Resident Commissioner Pedro Pierluisi, Puerto Rico’s only representative in the federal government, recently spoke to the New York University School of Law. His speech, “Shaping Puerto Rico’s Political and Economic Future,” addressed the practical consequences of the territorial status of Puerto Rico.
Being a territory, Puerto Rico is unable to take part in the political life of the country as States can. “435 of my colleagues,” Rep. Pierluisi pointed out, “cast votes on legislation that affects every aspect of my constituents’ lives.” Pierluisi himself can speak and introduce legislation, but cannot vote in Congress. There are no Senators from Puerto Rico, and residents of Puerto Rico cannot vote in presidential elections.
Further, Pierluisi informed his audience, Puerto Rico is not treated equally under federal grant and social welfare progams, nor given all the federal tax credits States enjoy. The people of Puerto Rico receive less than those living on the mainland, and the local government is expected to pay more of the costs of safety net programs than state governments.
Pierluisi pointed out that the result has been excessive borrowing by the Puerto Rican government, to the extent that the Island is too burdened with debt to be able to make the investments needed for the good of the people. Pierluisi went on to share some of the evidence of financial troubles in Puerto Rico, based on data from the past 45 years:
- Unemployment in Puerto Rico averages more than 15%, while on the mainland the average has been 6.5%.

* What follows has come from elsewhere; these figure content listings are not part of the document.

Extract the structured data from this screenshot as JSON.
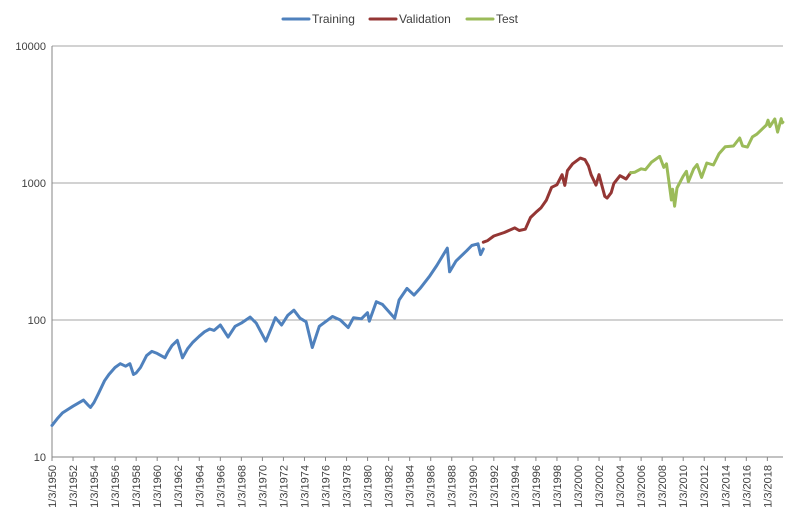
{
  "chart_data": {
    "type": "line",
    "y_scale": "log",
    "ylim": [
      10,
      10000
    ],
    "y_ticks": [
      "10",
      "100",
      "1000",
      "10000"
    ],
    "x_ticks": [
      "1/3/1950",
      "1/3/1952",
      "1/3/1954",
      "1/3/1956",
      "1/3/1958",
      "1/3/1960",
      "1/3/1962",
      "1/3/1964",
      "1/3/1966",
      "1/3/1968",
      "1/3/1970",
      "1/3/1972",
      "1/3/1974",
      "1/3/1976",
      "1/3/1978",
      "1/3/1980",
      "1/3/1982",
      "1/3/1984",
      "1/3/1986",
      "1/3/1988",
      "1/3/1990",
      "1/3/1992",
      "1/3/1994",
      "1/3/1996",
      "1/3/1998",
      "1/3/2000",
      "1/3/2002",
      "1/3/2004",
      "1/3/2006",
      "1/3/2008",
      "1/3/2010",
      "1/3/2012",
      "1/3/2014",
      "1/3/2016",
      "1/3/2018"
    ],
    "xlim": [
      "1950-01-03",
      "2019-06-30"
    ],
    "grid": "horizontal",
    "legend_position": "top-center",
    "series": [
      {
        "name": "Training",
        "color": "#4F81BD",
        "points": [
          [
            "1950-01-03",
            17
          ],
          [
            "1950-07-01",
            19
          ],
          [
            "1951-01-01",
            21
          ],
          [
            "1951-06-01",
            22
          ],
          [
            "1952-01-01",
            23.5
          ],
          [
            "1952-06-01",
            24.5
          ],
          [
            "1953-01-01",
            26
          ],
          [
            "1953-06-01",
            24
          ],
          [
            "1953-09-01",
            23
          ],
          [
            "1954-01-01",
            25
          ],
          [
            "1954-06-01",
            29
          ],
          [
            "1955-01-01",
            36
          ],
          [
            "1955-06-01",
            40
          ],
          [
            "1956-01-01",
            45
          ],
          [
            "1956-07-01",
            48
          ],
          [
            "1957-01-01",
            46
          ],
          [
            "1957-06-01",
            48
          ],
          [
            "1957-10-01",
            40
          ],
          [
            "1958-01-01",
            41
          ],
          [
            "1958-06-01",
            45
          ],
          [
            "1959-01-01",
            55
          ],
          [
            "1959-07-01",
            59
          ],
          [
            "1960-01-01",
            57
          ],
          [
            "1960-10-01",
            53
          ],
          [
            "1961-01-01",
            58
          ],
          [
            "1961-06-01",
            65
          ],
          [
            "1961-12-01",
            71
          ],
          [
            "1962-06-01",
            53
          ],
          [
            "1962-12-01",
            62
          ],
          [
            "1963-06-01",
            69
          ],
          [
            "1964-01-01",
            76
          ],
          [
            "1964-07-01",
            82
          ],
          [
            "1965-01-01",
            86
          ],
          [
            "1965-06-01",
            84
          ],
          [
            "1966-01-01",
            92
          ],
          [
            "1966-10-01",
            75
          ],
          [
            "1967-06-01",
            90
          ],
          [
            "1968-01-01",
            95
          ],
          [
            "1968-11-01",
            105
          ],
          [
            "1969-06-01",
            95
          ],
          [
            "1970-05-01",
            70
          ],
          [
            "1970-12-01",
            90
          ],
          [
            "1971-04-01",
            104
          ],
          [
            "1971-11-01",
            92
          ],
          [
            "1972-06-01",
            108
          ],
          [
            "1973-01-01",
            118
          ],
          [
            "1973-08-01",
            103
          ],
          [
            "1974-03-01",
            97
          ],
          [
            "1974-10-01",
            63
          ],
          [
            "1975-06-01",
            90
          ],
          [
            "1976-01-01",
            97
          ],
          [
            "1976-09-01",
            106
          ],
          [
            "1977-06-01",
            100
          ],
          [
            "1978-03-01",
            88
          ],
          [
            "1978-09-01",
            104
          ],
          [
            "1979-06-01",
            102
          ],
          [
            "1980-01-01",
            113
          ],
          [
            "1980-03-01",
            98
          ],
          [
            "1980-11-01",
            136
          ],
          [
            "1981-06-01",
            130
          ],
          [
            "1982-08-01",
            103
          ],
          [
            "1983-01-01",
            140
          ],
          [
            "1983-10-01",
            170
          ],
          [
            "1984-06-01",
            152
          ],
          [
            "1985-01-01",
            170
          ],
          [
            "1985-12-01",
            210
          ],
          [
            "1986-08-01",
            250
          ],
          [
            "1987-08-01",
            335
          ],
          [
            "1987-10-20",
            225
          ],
          [
            "1988-06-01",
            270
          ],
          [
            "1989-06-01",
            320
          ],
          [
            "1989-12-01",
            350
          ],
          [
            "1990-07-01",
            360
          ],
          [
            "1990-10-01",
            300
          ],
          [
            "1991-01-02",
            330
          ]
        ]
      },
      {
        "name": "Validation",
        "color": "#943634",
        "points": [
          [
            "1991-01-02",
            370
          ],
          [
            "1991-06-01",
            380
          ],
          [
            "1992-01-01",
            410
          ],
          [
            "1993-01-01",
            435
          ],
          [
            "1994-01-01",
            470
          ],
          [
            "1994-06-01",
            450
          ],
          [
            "1995-01-01",
            460
          ],
          [
            "1995-07-01",
            560
          ],
          [
            "1996-01-01",
            610
          ],
          [
            "1996-07-01",
            660
          ],
          [
            "1997-01-01",
            750
          ],
          [
            "1997-07-01",
            930
          ],
          [
            "1998-01-01",
            970
          ],
          [
            "1998-07-01",
            1150
          ],
          [
            "1998-10-01",
            960
          ],
          [
            "1999-01-01",
            1230
          ],
          [
            "1999-07-01",
            1380
          ],
          [
            "2000-03-24",
            1520
          ],
          [
            "2000-09-01",
            1480
          ],
          [
            "2001-01-01",
            1330
          ],
          [
            "2001-04-01",
            1150
          ],
          [
            "2001-09-21",
            965
          ],
          [
            "2002-01-01",
            1150
          ],
          [
            "2002-07-23",
            800
          ],
          [
            "2002-10-09",
            776
          ],
          [
            "2003-03-01",
            850
          ],
          [
            "2003-06-01",
            990
          ],
          [
            "2004-01-01",
            1130
          ],
          [
            "2004-08-01",
            1070
          ],
          [
            "2005-01-03",
            1190
          ]
        ]
      },
      {
        "name": "Test",
        "color": "#9BBB59",
        "points": [
          [
            "2005-01-03",
            1190
          ],
          [
            "2005-06-01",
            1200
          ],
          [
            "2006-01-01",
            1270
          ],
          [
            "2006-06-01",
            1250
          ],
          [
            "2007-01-01",
            1420
          ],
          [
            "2007-10-09",
            1565
          ],
          [
            "2008-03-01",
            1300
          ],
          [
            "2008-06-01",
            1380
          ],
          [
            "2008-11-20",
            752
          ],
          [
            "2009-01-01",
            900
          ],
          [
            "2009-03-09",
            677
          ],
          [
            "2009-06-01",
            920
          ],
          [
            "2010-01-01",
            1120
          ],
          [
            "2010-04-23",
            1217
          ],
          [
            "2010-07-02",
            1022
          ],
          [
            "2011-01-01",
            1270
          ],
          [
            "2011-04-29",
            1363
          ],
          [
            "2011-10-03",
            1099
          ],
          [
            "2012-04-01",
            1400
          ],
          [
            "2012-11-15",
            1353
          ],
          [
            "2013-06-01",
            1640
          ],
          [
            "2014-01-01",
            1840
          ],
          [
            "2014-10-15",
            1862
          ],
          [
            "2015-05-20",
            2130
          ],
          [
            "2015-08-25",
            1867
          ],
          [
            "2016-02-11",
            1829
          ],
          [
            "2016-08-01",
            2170
          ],
          [
            "2017-01-01",
            2270
          ],
          [
            "2017-12-01",
            2650
          ],
          [
            "2018-01-26",
            2873
          ],
          [
            "2018-04-01",
            2580
          ],
          [
            "2018-09-20",
            2930
          ],
          [
            "2018-12-24",
            2351
          ],
          [
            "2019-04-30",
            2945
          ],
          [
            "2019-06-03",
            2744
          ],
          [
            "2019-06-28",
            2780
          ]
        ]
      }
    ]
  }
}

- More than 60% of people of working age on the mainland are employed , but only 40% in Puerto Rico.
- The per capita gross national product in Puerto Rico has been about a third of that on the mainland.

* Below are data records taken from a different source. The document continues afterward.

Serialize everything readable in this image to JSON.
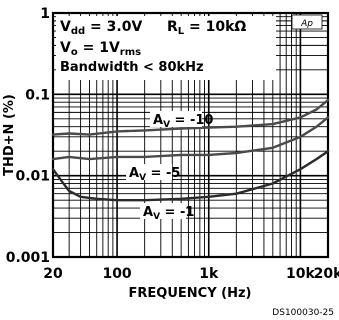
{
  "chart_data": {
    "type": "line",
    "xlabel": "FREQUENCY (Hz)",
    "ylabel": "THD+N (%)",
    "x_scale": "log",
    "y_scale": "log",
    "xlim": [
      20,
      20000
    ],
    "ylim": [
      0.001,
      1
    ],
    "x_ticks": [
      {
        "value": 20,
        "label": "20"
      },
      {
        "value": 100,
        "label": "100"
      },
      {
        "value": 1000,
        "label": "1k"
      },
      {
        "value": 10000,
        "label": "10k"
      },
      {
        "value": 20000,
        "label": "20k"
      }
    ],
    "y_ticks": [
      {
        "value": 1,
        "label": "1"
      },
      {
        "value": 0.1,
        "label": "0.1"
      },
      {
        "value": 0.01,
        "label": "0.01"
      },
      {
        "value": 0.001,
        "label": "0.001"
      }
    ],
    "grid": true,
    "conditions": {
      "vdd_sym": "V",
      "vdd_sub": "dd",
      "vdd_val": " = 3.0V",
      "rl_sym": "R",
      "rl_sub": "L",
      "rl_val": " = 10kΩ",
      "vo_sym": "V",
      "vo_sub": "o",
      "vo_val": " = 1V",
      "vo_unit_sub": "rms",
      "bandwidth": "Bandwidth < 80kHz"
    },
    "badge": "Ap",
    "series": [
      {
        "name": "-10",
        "label_sym": "A",
        "label_sub": "V",
        "label_val": " = -10",
        "color": "#4a4a4a",
        "x": [
          20,
          30,
          50,
          100,
          200,
          500,
          1000,
          2000,
          5000,
          10000,
          15000,
          20000
        ],
        "y": [
          0.032,
          0.033,
          0.032,
          0.035,
          0.036,
          0.038,
          0.039,
          0.04,
          0.043,
          0.052,
          0.065,
          0.085
        ]
      },
      {
        "name": "-5",
        "label_sym": "A",
        "label_sub": "V",
        "label_val": " = -5",
        "color": "#4a4a4a",
        "x": [
          20,
          30,
          50,
          100,
          200,
          500,
          1000,
          2000,
          5000,
          10000,
          15000,
          20000
        ],
        "y": [
          0.016,
          0.017,
          0.016,
          0.017,
          0.017,
          0.018,
          0.018,
          0.019,
          0.022,
          0.03,
          0.04,
          0.052
        ]
      },
      {
        "name": "-1",
        "label_sym": "A",
        "label_sub": "V",
        "label_val": " = -1",
        "color": "#2a2a2a",
        "x": [
          20,
          25,
          30,
          40,
          60,
          100,
          200,
          500,
          1000,
          2000,
          5000,
          10000,
          15000,
          20000
        ],
        "y": [
          0.012,
          0.0085,
          0.0065,
          0.0055,
          0.0052,
          0.005,
          0.005,
          0.0052,
          0.0055,
          0.006,
          0.008,
          0.012,
          0.016,
          0.02
        ]
      }
    ]
  },
  "figure_id": "DS100030-25"
}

The data is not based on the performance of one administration, but on almost a half century of information collected by the U.S. government. Rep. Pierluisi pointed out that it is implausible that the government of Puerto Rico should be consistently so much less able than the government of Mississippi or Montana. He then recapitulated the data on migration by the people of Puerto Rico who are leaving the Island for the mainland in unprecedented numbers.
“This Census data is like a dagger in the heart of any supporter of the status quo,” said Pierluisi.”Puerto Rico’s territory status has led to a dead end.”

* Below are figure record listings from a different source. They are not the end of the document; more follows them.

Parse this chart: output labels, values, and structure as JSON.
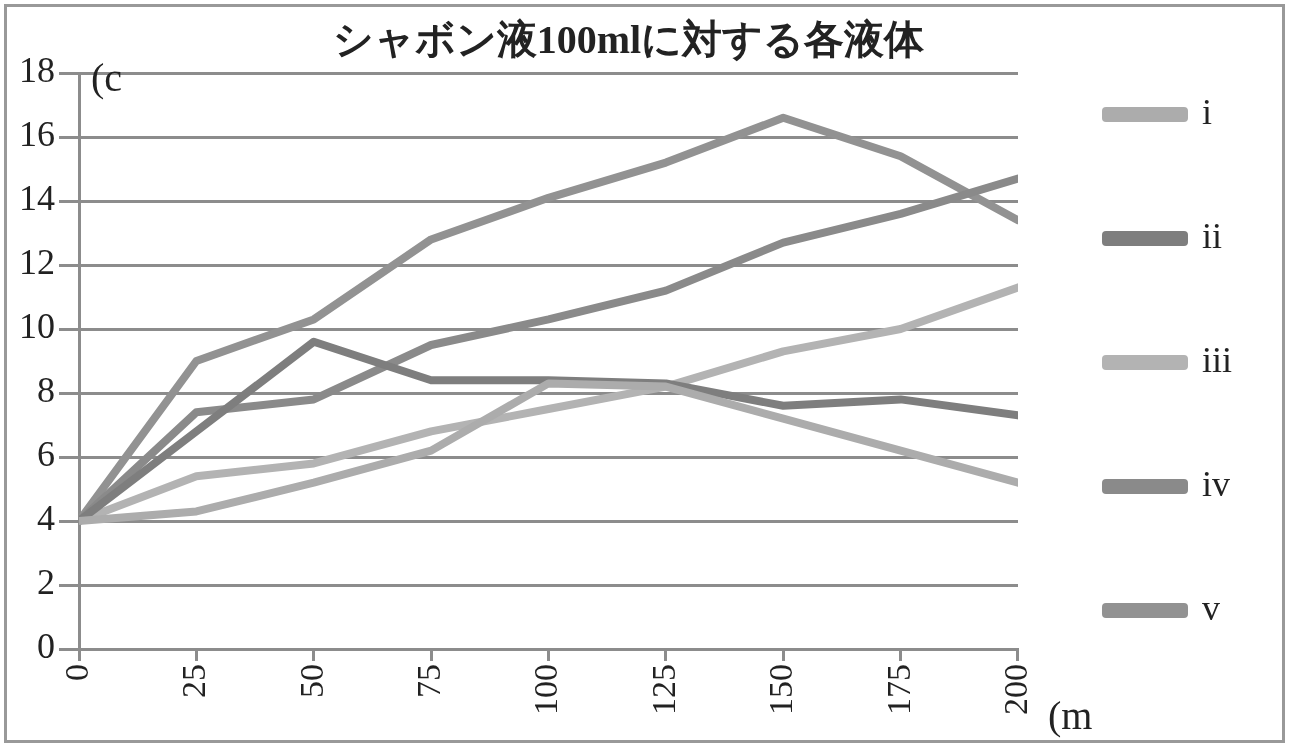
{
  "chart_data": {
    "type": "line",
    "title": "シャボン液100mlに対する各液体",
    "ylabel": "(c",
    "xlabel": "(m",
    "x": [
      0,
      25,
      50,
      75,
      100,
      125,
      150,
      175,
      200
    ],
    "series": [
      {
        "name": "i",
        "color": "#acacac",
        "values": [
          4,
          4.3,
          5.2,
          6.2,
          8.3,
          8.2,
          7.2,
          6.2,
          5.2
        ]
      },
      {
        "name": "ii",
        "color": "#7e7e7e",
        "values": [
          4,
          6.8,
          9.6,
          8.4,
          8.4,
          8.3,
          7.6,
          7.8,
          7.3
        ]
      },
      {
        "name": "iii",
        "color": "#b3b3b3",
        "values": [
          4,
          5.4,
          5.8,
          6.8,
          7.5,
          8.2,
          9.3,
          10.0,
          11.3
        ]
      },
      {
        "name": "iv",
        "color": "#8a8a8a",
        "values": [
          4,
          7.4,
          7.8,
          9.5,
          10.3,
          11.2,
          12.7,
          13.6,
          14.7
        ]
      },
      {
        "name": "v",
        "color": "#929292",
        "values": [
          4,
          9.0,
          10.3,
          12.8,
          14.1,
          15.2,
          16.6,
          15.4,
          13.4
        ]
      }
    ],
    "xlim": [
      0,
      200
    ],
    "xticks": [
      0,
      25,
      50,
      75,
      100,
      125,
      150,
      175,
      200
    ],
    "ylim": [
      0,
      18
    ],
    "yticks": [
      0,
      2,
      4,
      6,
      8,
      10,
      12,
      14,
      16,
      18
    ],
    "grid": "y",
    "legend": "right",
    "marker": "none",
    "line_style": "solid"
  }
}
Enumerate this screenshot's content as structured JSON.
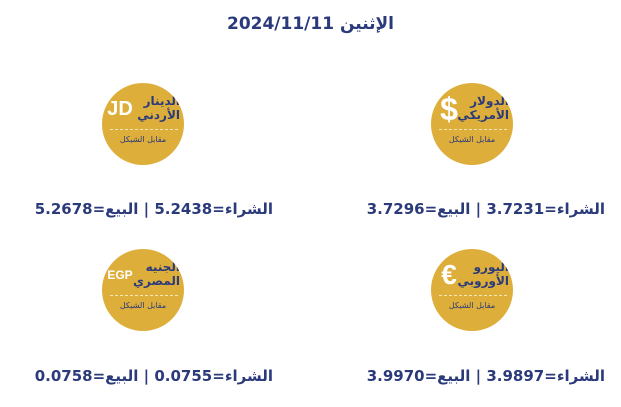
{
  "date": "الإثنين 2024/11/11",
  "colors": {
    "badge": "#deae3b",
    "text": "#2b3a7a"
  },
  "against_label": "مقابل الشيكل",
  "currencies": [
    {
      "symbol": "$",
      "name_line1": "الدولار",
      "name_line2": "الأمريكي",
      "rate": "الشراء=3.7231 | البيع=3.7296"
    },
    {
      "symbol": "JD",
      "name_line1": "الدينار",
      "name_line2": "الأردني",
      "rate": "الشراء=5.2438 | البيع=5.2678"
    },
    {
      "symbol": "€",
      "name_line1": "اليورو",
      "name_line2": "الأوروبي",
      "rate": "الشراء=3.9897 | البيع=3.9970"
    },
    {
      "symbol": "EGP",
      "name_line1": "الجنيه",
      "name_line2": "المصري",
      "rate": "الشراء=0.0755 | البيع=0.0758"
    }
  ]
}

The future options for Puerto Rico are these: statehood or independence. The option of statehood, Pierluisi pointed out, would give Puerto Rico more political power and economic opportunity, without requiring Puerto Ricans to give up U.S. citizenship for themselves or for their descendants.
What’s more, Puerto Rican voters already voted for statehood, in the 2012 plebiscite. In response, a new, Federally-sponsored plebiscite has been funded. “Not everyone realizes it yet,” Pierluisi remarked, “but this is the most important step that the federal government has ever taken to resolve the issue of Puerto Rico’s political status.” The speech continued with a listing of the recent and current steps taken toward statehood, and against it, in the Federal and insular governments.
Rep. Pierluisi concluded simply but stirringly:
I firmly hold the view that, to achieve its enormous potential, Puerto Rico must discard its status as a U.S. territory. History is clear. No people have ever prospered while being deprived of political and civil rights, and Puerto Rico is not — and will never be — an exception to that rule.